Secondo uno studio Regus, nel nostro Paese l’82% delle aziende offre forme di autonomia ai propri dipendenti. Il principale freno resta la fiducia
La prassi del lavoro flessibile, inteso come possibilità da parte dei dipendenti di gestire in autonomia orari e luogo di lavoro (vi rientra il telelavoro), si è ormai imposta un po’ in tutto il mondo. Se fino a qualche anno fa questo privilegio, in genere invidiatissimo dai lavoratori, era appannaggio dei Paesi angolsassoni e delle grandi multinazionali (Usa in primis), ora si è fatto strada a livello mondiale e persino l’Italia risulta soprendentemente “evoluta”. Questo è ciò che emerge da un’indagine Regus realizzata lo scorso febbraio e che ha coinvolto 17mila aziende in 80 paesi.
Secondo lo studio, a livello mondiale ben quattro quinti delle aziende (circa l’81%) offrono ormai al loro personale forme di lavoro flessibile. Perché? In primo luogo perché molte si sono rese conto che ciò comporta una riduzione dei costi (è così per il 60% degli intervistati), per esempio attuando forme di desk sharing. Si calcola, infatti, che un “posto scrivania” in ufficio costi una cifra compresa tra i 4mila e gli 11mila dollari l’anno per dipendente, con i Paesi occidentali che si pongono in una media di 7mila dollari/anno.

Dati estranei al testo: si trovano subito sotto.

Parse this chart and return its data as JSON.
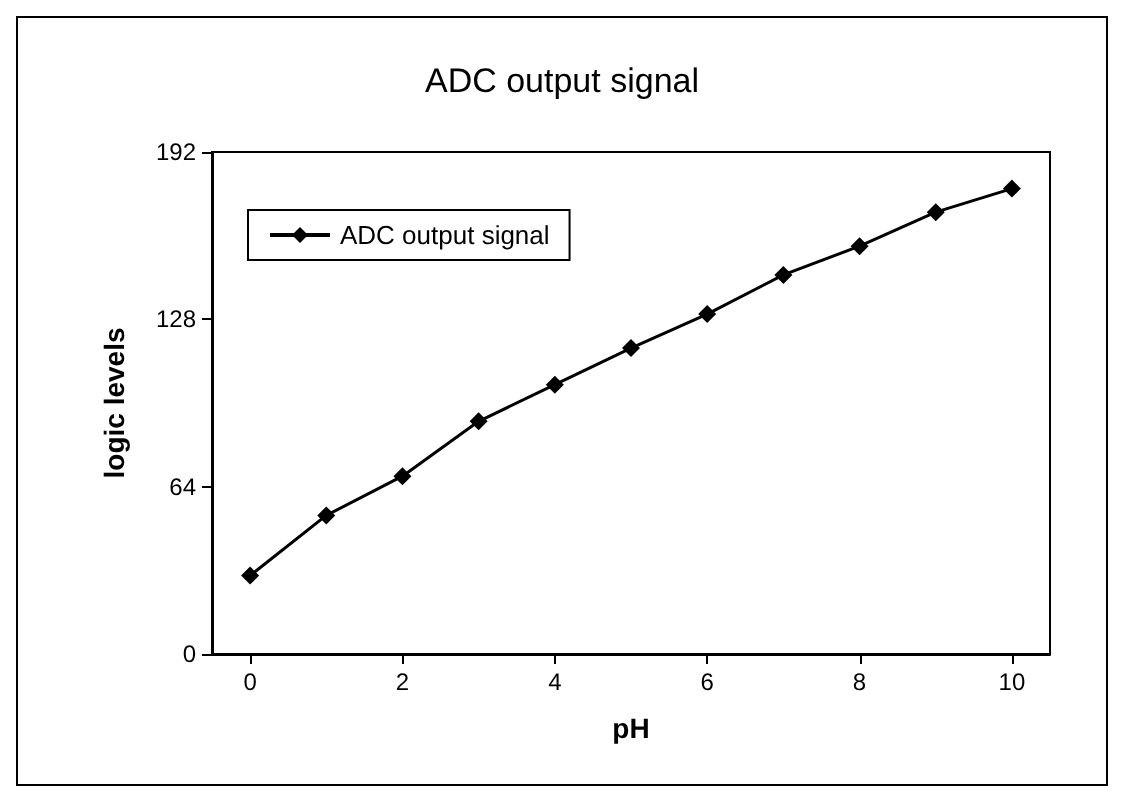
{
  "chart_data": {
    "type": "line",
    "title": "ADC output signal",
    "xlabel": "pH",
    "ylabel": "logic levels",
    "x": [
      0,
      1,
      2,
      3,
      4,
      5,
      6,
      7,
      8,
      9,
      10
    ],
    "series": [
      {
        "name": "ADC output signal",
        "color": "#000000",
        "values": [
          30,
          53,
          68,
          89,
          103,
          117,
          130,
          145,
          156,
          169,
          178
        ]
      }
    ],
    "xlim": [
      -0.5,
      10.5
    ],
    "xticks": [
      0,
      2,
      4,
      6,
      8,
      10
    ],
    "ylim": [
      0,
      192
    ],
    "yticks": [
      0,
      64,
      128,
      192
    ],
    "grid": false,
    "legend": "top left",
    "marker": "diamond",
    "line_style": "solid"
  }
}
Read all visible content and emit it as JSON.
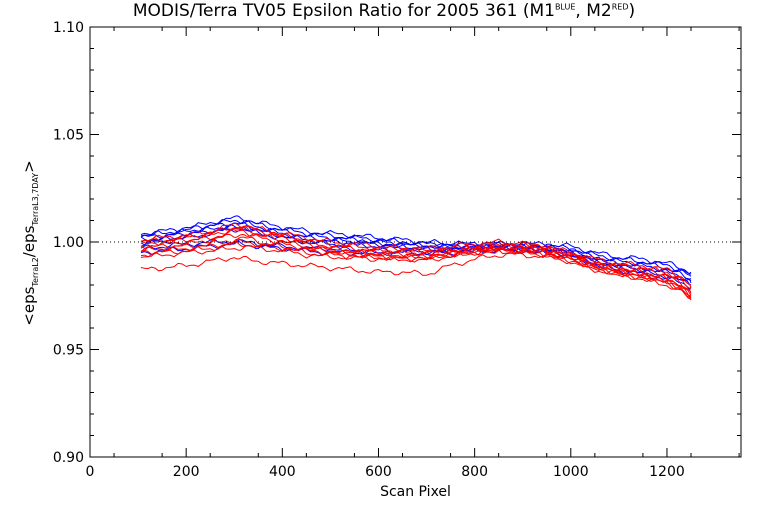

Le aziende che hanno optato per la flessibilità si sono anche rese conto che in questo modo si incrementa la motivazione e la produttività dei dipendenti, oltre a migliorare l’equilibrio vita/lavoro e a ridurre le emissioni di Co2, per via dei minori spostamenti effettuati.
Ma c’è di più, perché secondo il 21% del campione il fatto di offrire flessibilità conferisce alle aziende un vantaggio competitivo nell’accaparrarsi i migliori talenti, anche perché l’assunzione in questo caso non è legata alla vicinanza territoriale.
Italia particolarmente evoluta
Ed ecco la sorpresa dell’Italia. I dati Regus sull’utilizzo di forme di lavoro flessibile collocano il nostro Paese molto vicino agli Usa, la patria di questo modello (utilizzato dall’85% delle aziende) e ci portano con un 82% al di sopra della media mondiale. Anche da noi è alta (58%) la percentuale di chi ritiene che la flessibilità comporti costi minori rispetto al lavoro fisso in ufficio. Per la verità sorprende anche il dato relativo alla Spagna, che si piazza al primo posto con l’88% di aziende che hanno adottato forme di flessibilità, seguita da Francia e Regno Unito con l’83% e “ultima” la Germania con il 76%.
“Il fatto che il lavoro flessibile sia diventato ormai la norma è sicuramente una buona notizia – ha commentato Mauro Mordini, Direttore Regus Italia, Malta e Israele – . Dalle aziende ai dipendenti, dalle famiglie all’intera società e anche all’ambiente, tutti quanti possono trarne vantaggio”.
Un privilegio solo per senior
Il privlilegio della flessibilità tuttavia è accordato preferibilmente a personale con una certa anzianità, anzi nel 40% dei casi “solamente” a impiegati senior (il 28% in Italia), un fatto legato alla minore fiducia che le aziende ripongono nel personale giovane o neoassunto.
Il principale problema che la flessibilità deve affrontare è difatti proprio il rapporto di fiducia tra l’azienda e il dipendente, dato che non può essere in questo caso esercitato un controllo fisico. Eppue basterebbe fissare precisi obiettivi e stabilire altettanto precise scadenze temporali.
“Basando il diritto alla flessibilità sul grado di anzianità del personale – ha aggiunto Mordini – alcune aziende perdono preziose opportunità, causando perfino l’allontanamento di nuovi e giovani talenti molto ambiti per l’azienda. Dopo che gli studi hanno dimostrato che consentendo un certo grado di flessibilità al personale la produttività aumenta, è deludente scoprire come le aziende lascino che le questioni di fiducia siano da ostacolo nell’offrire il lavoro flessibile a tutti i dipendenti. Tuttavia, poiché una grossa fetta ne riconosce i vantaggi pur non adottandolo ancora, possiamo aspettarci un’ulteriore crescita del lavoro flessibile nel corso del decennio”.